Parecer nº: 775/2025
PARECER DA PROCURADORIA GERAL
1. RELATÓRIO.
Cuidam os autos de Projeto de Lei de autoria da Vereadora Andrea Duarte, que visa instituir diretrizes para a Política Municipal de Acolhimento ao Luto Gestacional, Neonatal e Infantil no Município da Serra/ES e dá outras providências.
Diante disso, a Presidência desta Casa de Leis encaminhou-nos o processo para a necessária averiguação quantos aos aspectos legais e constitucionais para o início da sua tramitação, com consequente emissão de Parecer.
Compõem o presente caderno processual, até o momento, a minuta de projeto de Lei em estudo, a sua justificativa e os despachos de encaminhamento para elaboração de parecer jurídico prévio.
Por fim, relatado o feito, passo a opinar.
2. FUNDAMENTAÇÃO.
Inicialmente, é preciso ressaltar que o presente parecer é meramente opinativo e decorre do mandamento consubstanciado no art. 18, IV, da Lei Municipal nº 6.134/2025, o qual determina à Procuradoria o assessoramento da Mesa Diretora e da Presidência desta Augusta Casa de Leis, a fim de assegurar a correta e justa aplicação do ordenamento jurídico pátrio, bem como resguardar as competências atribuídas pela Lei Orgânica do Município e as normas estabelecidas na Resolução nº 278/2020.
Nesse diapasão, convém destacar que a emissão do presente parecer não representa óbice a eventual análise jurídica acerca de outras questões não abordadas no mesmo ou no tocante ao mérito da matéria submetida ao apreço, em caso de solicitação pelas Comissões, Mesa Diretora ou Presidência.
Nessa vereda, ressalta-se que no presente parecer jurídico preliminar, de um modo geral, aprecia-se a legalidade e constitucionalidade do projeto de lei sobre três perspectivas elementares: a um, a matéria legislativa proposta deve se encontrar entre aquelas autorizadas pela CF/88 aos Municípios; a dois, se foi respeitada a rígida observância das preferências quanto à iniciativa para proposição prevista pela ordem jurídico-constitucional; a três, a possibilidade de violação por parte da matéria legislativa proposta à direitos fundamentais ou instituições tuteladas por regras ou princípios constitucionais.
Em via reflexa, cumpre destacar que a aprovação de um projeto de lei também passa pela comprovação dos requisitos constitucionais e legais para a sua regular tramitação.
Do ponto de vista material, e atentando para a regra constitucional que prescreve a competência legislativa local dos municípios, percebe-se claramente que, não estando a matéria aqui tratada no rol daquelas de competência legislativa privativa da União ou dos Estados, não há óbice para que o assunto seja regulado por Lei Municipal.
Este entendimento decorre do art. 30, I e II, da Constituição Federal, do art. 28, I e II, da Constituição Estadual e do art. 30, I e II, e 99, XXVIII, da Lei Orgânica Municipal, todos dispositivos que asseguram a competência da Câmara Municipal para legislar acerca de assuntos de interesse local, suplementando a legislação federal e estadual.
Constituição Federal
Art. 30. Compete aos Municípios:
I - legislar sobre assuntos de interesse local;
II - suplementar a legislação federal e a estadual no que couber;
Constituição Estadual
Art. 28. Compete ao Município:
I - legislar sobre assunto de interesse local;
II - suplementar a legislação federal e estadual no que couber;
Lei Orgânica do Município da Serra
Art. 30 - Compete ao Município da:
I - legislar sobre assuntos de interesse local;
II - Suplementar a legislação federal e estadual, no que couber;
O Projeto de Lei em questão visa instituir uma política pública de grande relevância social, voltada ao cuidado humanizado de famílias que enfrentam a dor da perda gestacional, neonatal ou infantil.
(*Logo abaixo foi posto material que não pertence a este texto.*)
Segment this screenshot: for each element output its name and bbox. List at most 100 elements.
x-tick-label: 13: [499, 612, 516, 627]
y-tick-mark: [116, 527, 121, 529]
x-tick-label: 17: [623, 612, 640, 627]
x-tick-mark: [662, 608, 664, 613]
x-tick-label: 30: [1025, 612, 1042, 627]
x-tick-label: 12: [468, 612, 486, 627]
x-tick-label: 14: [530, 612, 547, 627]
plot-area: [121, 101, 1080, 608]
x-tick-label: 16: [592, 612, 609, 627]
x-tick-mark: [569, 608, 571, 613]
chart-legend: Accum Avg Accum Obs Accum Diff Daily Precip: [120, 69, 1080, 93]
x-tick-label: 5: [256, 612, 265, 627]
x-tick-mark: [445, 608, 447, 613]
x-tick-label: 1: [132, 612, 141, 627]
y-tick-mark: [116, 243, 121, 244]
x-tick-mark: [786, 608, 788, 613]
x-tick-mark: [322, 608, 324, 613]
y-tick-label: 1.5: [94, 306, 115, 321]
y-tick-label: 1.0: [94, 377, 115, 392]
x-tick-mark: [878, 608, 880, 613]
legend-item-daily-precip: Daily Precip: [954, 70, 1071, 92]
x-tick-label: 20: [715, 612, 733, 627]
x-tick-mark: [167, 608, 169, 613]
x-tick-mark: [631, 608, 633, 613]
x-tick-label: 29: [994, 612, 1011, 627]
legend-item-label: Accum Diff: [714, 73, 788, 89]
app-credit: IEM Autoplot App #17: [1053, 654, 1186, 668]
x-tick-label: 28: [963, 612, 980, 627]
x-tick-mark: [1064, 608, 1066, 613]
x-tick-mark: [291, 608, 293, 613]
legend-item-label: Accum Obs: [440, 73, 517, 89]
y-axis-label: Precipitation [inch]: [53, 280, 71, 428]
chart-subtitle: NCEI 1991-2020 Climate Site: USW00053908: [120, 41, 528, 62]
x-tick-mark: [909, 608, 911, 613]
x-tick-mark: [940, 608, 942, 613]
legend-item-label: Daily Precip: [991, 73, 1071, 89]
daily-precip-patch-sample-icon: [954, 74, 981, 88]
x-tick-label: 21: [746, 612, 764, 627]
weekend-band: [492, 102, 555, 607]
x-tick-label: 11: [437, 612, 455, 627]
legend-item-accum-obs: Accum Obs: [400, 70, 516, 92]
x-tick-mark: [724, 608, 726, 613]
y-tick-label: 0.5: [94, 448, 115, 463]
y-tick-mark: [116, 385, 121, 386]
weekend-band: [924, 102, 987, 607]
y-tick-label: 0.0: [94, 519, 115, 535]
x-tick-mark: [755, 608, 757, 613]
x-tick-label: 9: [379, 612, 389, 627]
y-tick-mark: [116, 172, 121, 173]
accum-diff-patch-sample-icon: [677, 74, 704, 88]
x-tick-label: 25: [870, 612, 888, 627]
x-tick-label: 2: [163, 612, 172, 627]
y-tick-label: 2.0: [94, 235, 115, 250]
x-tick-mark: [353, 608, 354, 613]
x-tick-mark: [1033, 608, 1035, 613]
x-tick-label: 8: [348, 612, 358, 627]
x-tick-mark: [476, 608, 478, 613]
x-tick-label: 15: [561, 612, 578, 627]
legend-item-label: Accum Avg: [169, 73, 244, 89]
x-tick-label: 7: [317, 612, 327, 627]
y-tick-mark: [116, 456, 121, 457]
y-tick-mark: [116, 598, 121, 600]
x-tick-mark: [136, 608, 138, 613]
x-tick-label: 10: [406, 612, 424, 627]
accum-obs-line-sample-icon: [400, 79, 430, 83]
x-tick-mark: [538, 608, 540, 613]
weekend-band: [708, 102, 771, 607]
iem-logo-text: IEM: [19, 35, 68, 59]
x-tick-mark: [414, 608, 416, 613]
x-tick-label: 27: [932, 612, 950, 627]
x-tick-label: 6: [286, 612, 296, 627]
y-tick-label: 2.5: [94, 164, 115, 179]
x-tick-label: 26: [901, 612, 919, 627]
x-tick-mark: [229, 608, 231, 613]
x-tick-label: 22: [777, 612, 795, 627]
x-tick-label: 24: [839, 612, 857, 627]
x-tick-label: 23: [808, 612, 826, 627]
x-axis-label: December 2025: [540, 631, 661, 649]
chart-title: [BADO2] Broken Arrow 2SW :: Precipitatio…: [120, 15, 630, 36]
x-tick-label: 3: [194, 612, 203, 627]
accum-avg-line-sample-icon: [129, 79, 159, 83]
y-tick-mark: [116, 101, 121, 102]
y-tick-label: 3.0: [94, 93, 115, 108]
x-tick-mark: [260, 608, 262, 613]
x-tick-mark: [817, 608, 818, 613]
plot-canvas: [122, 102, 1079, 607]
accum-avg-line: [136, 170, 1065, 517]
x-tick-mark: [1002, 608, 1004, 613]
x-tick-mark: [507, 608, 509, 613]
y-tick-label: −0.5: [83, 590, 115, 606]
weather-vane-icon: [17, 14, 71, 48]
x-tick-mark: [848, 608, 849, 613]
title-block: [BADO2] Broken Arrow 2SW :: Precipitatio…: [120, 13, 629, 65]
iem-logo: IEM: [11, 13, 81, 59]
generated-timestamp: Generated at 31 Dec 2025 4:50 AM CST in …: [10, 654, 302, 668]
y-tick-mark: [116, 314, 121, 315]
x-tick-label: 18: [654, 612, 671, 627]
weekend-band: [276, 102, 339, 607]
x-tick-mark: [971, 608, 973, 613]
A análise a seguir se debruça sobre os aspectos formais e materiais da proposta.
A matéria tratada, saúde e assistência social, insere-se na competência concorrente entre União, Estados e Municípios, conforme o artigo 24, incisos VI e XII, da Constituição Federal. Ao Município cabe legislar sobre assuntos de interesse local e suplementar a legislação federal e estadual no que couber (art. 30, I e II, da CF). A criação de uma política de acolhimento ao luto se enquadra perfeitamente no interesse local, visando aprimorar os serviços de saúde e assistência social para a população serrana.
O projeto, em seu mérito, não apenas respeita, mas busca efetivar direitos e garantias fundamentais. Ao propor um acolhimento digno e humanizado, a norma visa concretizar o princípio da dignidade da pessoa humana (art. 1º, III, da CF) e o direito fundamental à saúde (art. 196 da CF), em sua dimensão de cuidado integral, que abrange também a saúde mental e o bem-estar psicossocial.
Ademais, não existe óbice jurídico quanto à iniciativa do projeto, haja vista que a matéria articulada no referido projeto não se encontra expressamente entre aquelas de competência privativa do Executivo Municipal previstas no artigo 143 da Lei Orgânica deste Município. Contudo, tratando-se dos artigos 3º e 4º, nota-se que estes detalham o modus operandi da política pública, determinando a instituição de protocolos, a garantia de atendimentos, a criação de grupos de apoio e a qualificação de profissionais. Tais disposições interferem diretamente na organização e nas atribuições das Secretarias de Saúde e de Assistência Social, configurando uma invasão na competência discricionária do Poder Executivo para planejar e executar suas políticas, matéria cuja iniciativa é privativa do Chefe do Executivo, conforme o art. 143, parágrafo único, inciso V, da Lei Orgânica Municipal. Portanto, há vício de iniciativa, devendo tais dispositivos ser suprimidos, com o escopo de não macular o Projeto de Lei.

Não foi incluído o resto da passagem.